Tanto Adrianna como yo queríamos hijos, pero Adrianna se negaba en rotundo a tenerlos en esta vida. En este mundo no cabía lugar para los bebés, según ella. Así que tras horas y horas de discutir lo mismo, terminé dejándola el espacio que me había pedido. Y allí estaba, de camino a una cafetería para encontrarme con la mujer que, de niño, me enseñó muchas, pero que muchas cosas. Entré en el establecimiento sin encontrarla, hasta que la vi sentada en el sitio de siempre.

—Viviana. —Ella sonrió de forma resplandeciente al verme.

—Leone, amore mio (mi amor). Que mayor te has hecho, cómo has crecido y... menudos músculos. —Eso último lo soltó de forma en la que solo la escuchara yo. Me recorrió el cuerpo con mirada lujuriosa—. Entiendo que no es lo único que ha mejorado.

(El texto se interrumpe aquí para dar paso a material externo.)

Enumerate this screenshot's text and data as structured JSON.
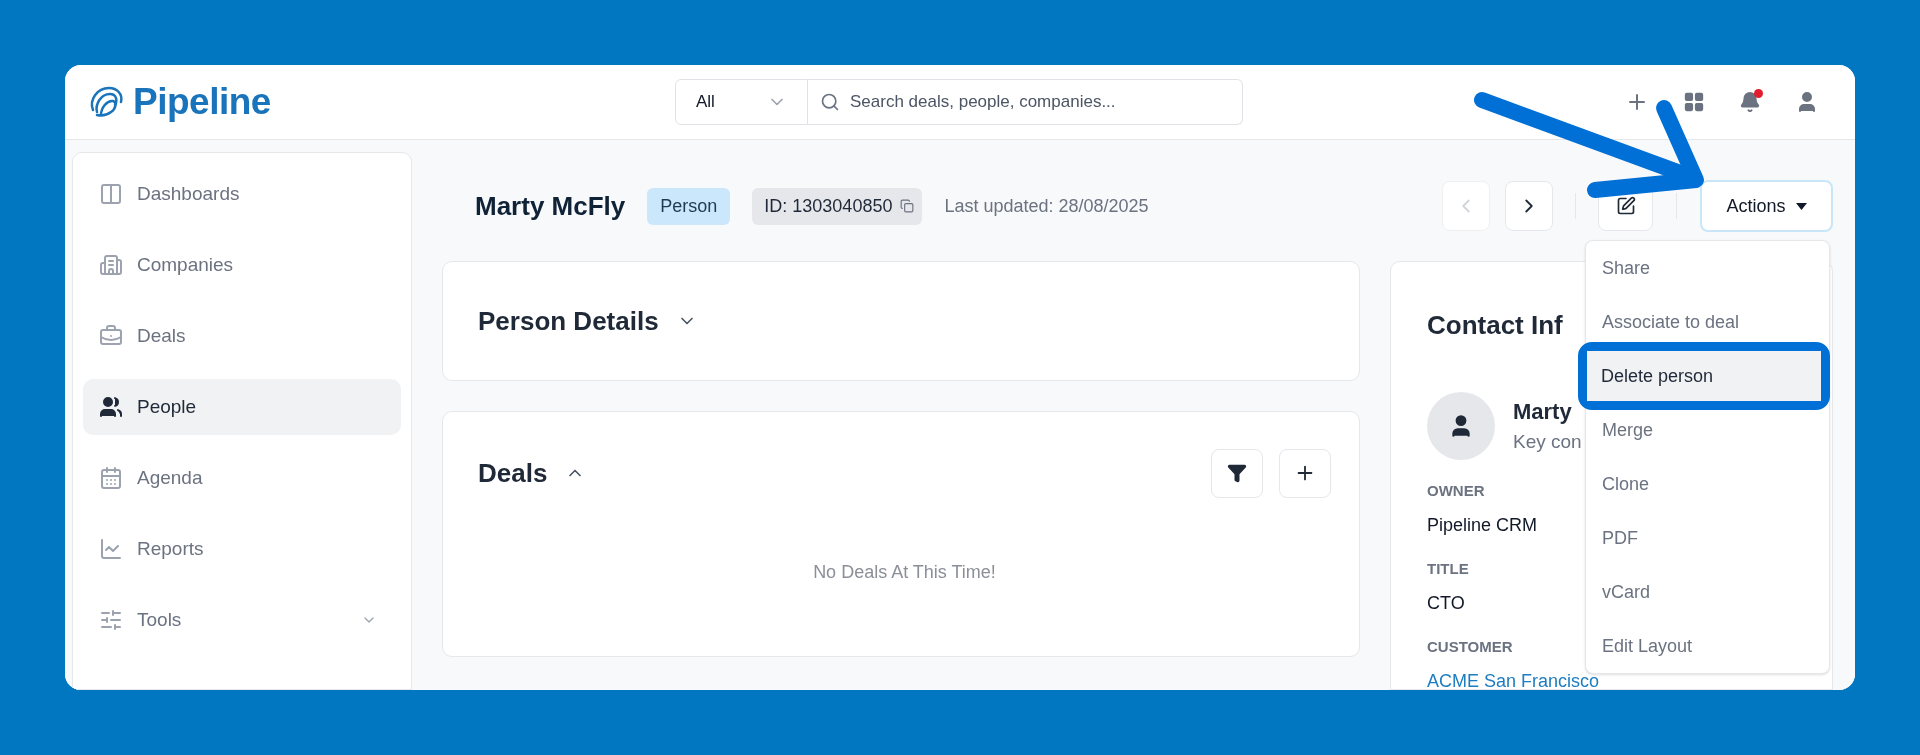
{
  "app": {
    "logo": "Pipeline"
  },
  "search": {
    "scope": "All",
    "placeholder": "Search deals, people, companies..."
  },
  "header_icons": {
    "notifications_unread": true
  },
  "sidebar": {
    "items": [
      {
        "label": "Dashboards",
        "selected": false,
        "has_submenu": false
      },
      {
        "label": "Companies",
        "selected": false,
        "has_submenu": false
      },
      {
        "label": "Deals",
        "selected": false,
        "has_submenu": false
      },
      {
        "label": "People",
        "selected": true,
        "has_submenu": false
      },
      {
        "label": "Agenda",
        "selected": false,
        "has_submenu": false
      },
      {
        "label": "Reports",
        "selected": false,
        "has_submenu": false
      },
      {
        "label": "Tools",
        "selected": false,
        "has_submenu": true
      }
    ]
  },
  "record": {
    "name": "Marty McFly",
    "type_badge": "Person",
    "id": "ID: 1303040850",
    "last_updated": "Last updated: 28/08/2025",
    "prev_disabled": true,
    "next_disabled": false
  },
  "actions": {
    "label": "Actions",
    "menu": [
      {
        "label": "Share",
        "highlighted": false
      },
      {
        "label": "Associate to deal",
        "highlighted": false
      },
      {
        "label": "Delete person",
        "highlighted": true
      },
      {
        "label": "Merge",
        "highlighted": false
      },
      {
        "label": "Clone",
        "highlighted": false
      },
      {
        "label": "PDF",
        "highlighted": false
      },
      {
        "label": "vCard",
        "highlighted": false
      },
      {
        "label": "Edit Layout",
        "highlighted": false
      }
    ]
  },
  "person_details": {
    "title": "Person Details",
    "expanded": false
  },
  "deals": {
    "title": "Deals",
    "expanded": true,
    "empty_text": "No Deals At This Time!"
  },
  "contact": {
    "title": "Contact Inf",
    "name": "Marty",
    "role": "Key con",
    "fields": [
      {
        "label": "OWNER",
        "value": "Pipeline CRM",
        "kind": "text"
      },
      {
        "label": "TITLE",
        "value": "CTO",
        "kind": "text"
      },
      {
        "label": "CUSTOMER",
        "value": "ACME San Francisco",
        "kind": "link"
      }
    ]
  },
  "annotation": {
    "arrow": true
  }
}
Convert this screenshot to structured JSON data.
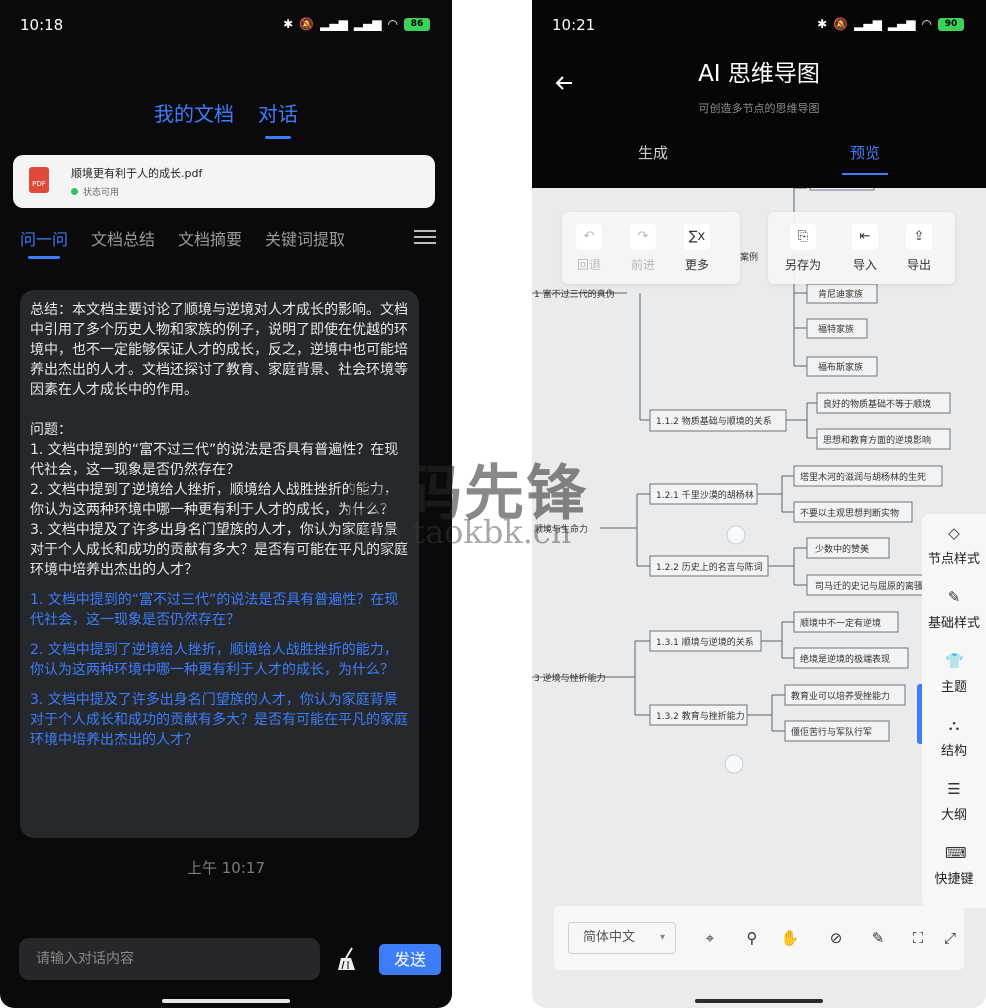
{
  "left": {
    "status": {
      "time": "10:18",
      "battery": "86"
    },
    "top_tabs": [
      "我的文档",
      "对话"
    ],
    "file": {
      "name": "顺境更有利于人的成长.pdf",
      "status": "状态可用",
      "icon_text": "PDF"
    },
    "sub_tabs": [
      "问一问",
      "文档总结",
      "文档摘要",
      "关键词提取"
    ],
    "message": {
      "summary": "总结：本文档主要讨论了顺境与逆境对人才成长的影响。文档中引用了多个历史人物和家族的例子，说明了即使在优越的环境中，也不一定能够保证人才的成长，反之，逆境中也可能培养出杰出的人才。文档还探讨了教育、家庭背景、社会环境等因素在人才成长中的作用。",
      "questions_title": "问题：",
      "questions": [
        "1. 文档中提到的“富不过三代”的说法是否具有普遍性？在现代社会，这一现象是否仍然存在？",
        "2. 文档中提到了逆境给人挫折，顺境给人战胜挫折的能力，你认为这两种环境中哪一种更有利于人才的成长，为什么？",
        "3. 文档中提及了许多出身名门望族的人才，你认为家庭背景对于个人成长和成功的贡献有多大？是否有可能在平凡的家庭环境中培养出杰出的人才？"
      ],
      "links": [
        "1. 文档中提到的“富不过三代”的说法是否具有普遍性？在现代社会，这一现象是否仍然存在？",
        "2. 文档中提到了逆境给人挫折，顺境给人战胜挫折的能力，你认为这两种环境中哪一种更有利于人才的成长，为什么？",
        "3. 文档中提及了许多出身名门望族的人才，你认为家庭背景对于个人成长和成功的贡献有多大？是否有可能在平凡的家庭环境中培养出杰出的人才？"
      ]
    },
    "timestamp": "上午 10:17",
    "input_placeholder": "请输入对话内容",
    "send_label": "发送"
  },
  "right": {
    "status": {
      "time": "10:21",
      "battery": "90"
    },
    "title": "AI 思维导图",
    "subtitle": "可创造多节点的思维导图",
    "tabs": [
      "生成",
      "预览"
    ],
    "toolbar_left": [
      "回退",
      "前进",
      "更多"
    ],
    "toolbar_right": [
      "另存为",
      "导入",
      "导出"
    ],
    "toolbar_icons": {
      "undo": "↶",
      "redo": "↷",
      "more": "∑x",
      "save_as": "⎘",
      "import": "⇤",
      "export": "⇪"
    },
    "side_panel": [
      "节点样式",
      "基础样式",
      "主题",
      "结构",
      "大纲",
      "快捷键"
    ],
    "side_icons": [
      "◇",
      "✎",
      "👕",
      "⛬",
      "☰",
      "⌨"
    ],
    "language": "简体中文",
    "bottom_icons": [
      "⌖",
      "⚲",
      "✋",
      "⊘",
      "✎",
      "⛶",
      "⤢"
    ],
    "mindmap": {
      "nodes": {
        "l1_1": "1 富不过三代的真伪",
        "l1_3": "3 逆境与挫折能力",
        "n_anli": "案例",
        "n_fam1": "肯尼迪家族",
        "n_fam2": "福特家族",
        "n_fam3": "福布斯家族",
        "n_112": "1.1.2 物质基础与顺境的关系",
        "n_112a": "良好的物质基础不等于顺境",
        "n_112b": "思想和教育方面的逆境影响",
        "n_121": "1.2.1 千里沙漠的胡杨林",
        "n_121a": "塔里木河的滋润与胡杨林的生死",
        "n_121b": "不要以主观思想判断实物",
        "n_12": "顺境与生命力",
        "n_122": "1.2.2 历史上的名言与陈词",
        "n_122a": "少数中的赞美",
        "n_122b": "司马迁的史记与屈原的离骚",
        "n_131": "1.3.1 顺境与逆境的关系",
        "n_131a": "顺境中不一定有逆境",
        "n_131b": "绝境是逆境的极端表现",
        "n_132": "1.3.2 教育与挫折能力",
        "n_132a": "教育业可以培养受挫能力",
        "n_132b": "僵佢苦行与军队行军"
      }
    }
  },
  "watermark": {
    "big": "探码先锋",
    "small": "app.taokbk.cn"
  }
}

Esa noche estuve horas y horas conversando con Viviana, contándola mis problemas, ella contándome los suyos. Le expliqué al razón por la que me había ido esta noche y ella me aconsejó sobre cómo solucionar el problema con mi mujer. Sí, parecería algo extraño el llamar a una mujer que me conocía desde que tenía uso de razón, que sabía todos y cada uno de mis movimientos y todas aquellas fantasías que rondaban por mi cabeza. Algunos lo llamarían traición, yo lo llamaba ayuda psicológica.

Aunque, por desgracia, esa noche tuve que salir corriendo antes de que Viviana intentara besarme porque habían secuestrado a mi mujer. Y esa noche la perdí. Perdí al amor de mi vida.

Y allí estaba, años después, en prácticamente la misma situación. Llamando a Viviana con los ojos cerrados y aparcado en una cuneta lejos del centro de la ciudad. Como no, la mujer me contestó al instante.

—Leone. —Su voz coqueta no cambió en absoluto.

—Viviana.

—Déjame adivinar... —Dijo con cierta gracia, aunque yo aún estaba apretando el volante con las manos. Mis nudillos estaban blancos y el maños libres puesto—. Has discutido con tu mujer, ¿no es así?

—¿Podemos vernos?

Ella accedió en cuanto solté esas palabras por mi boca. En mi cabeza no era un error, pero en realidad era muchísimo peor. Había cavado mi propia tumba.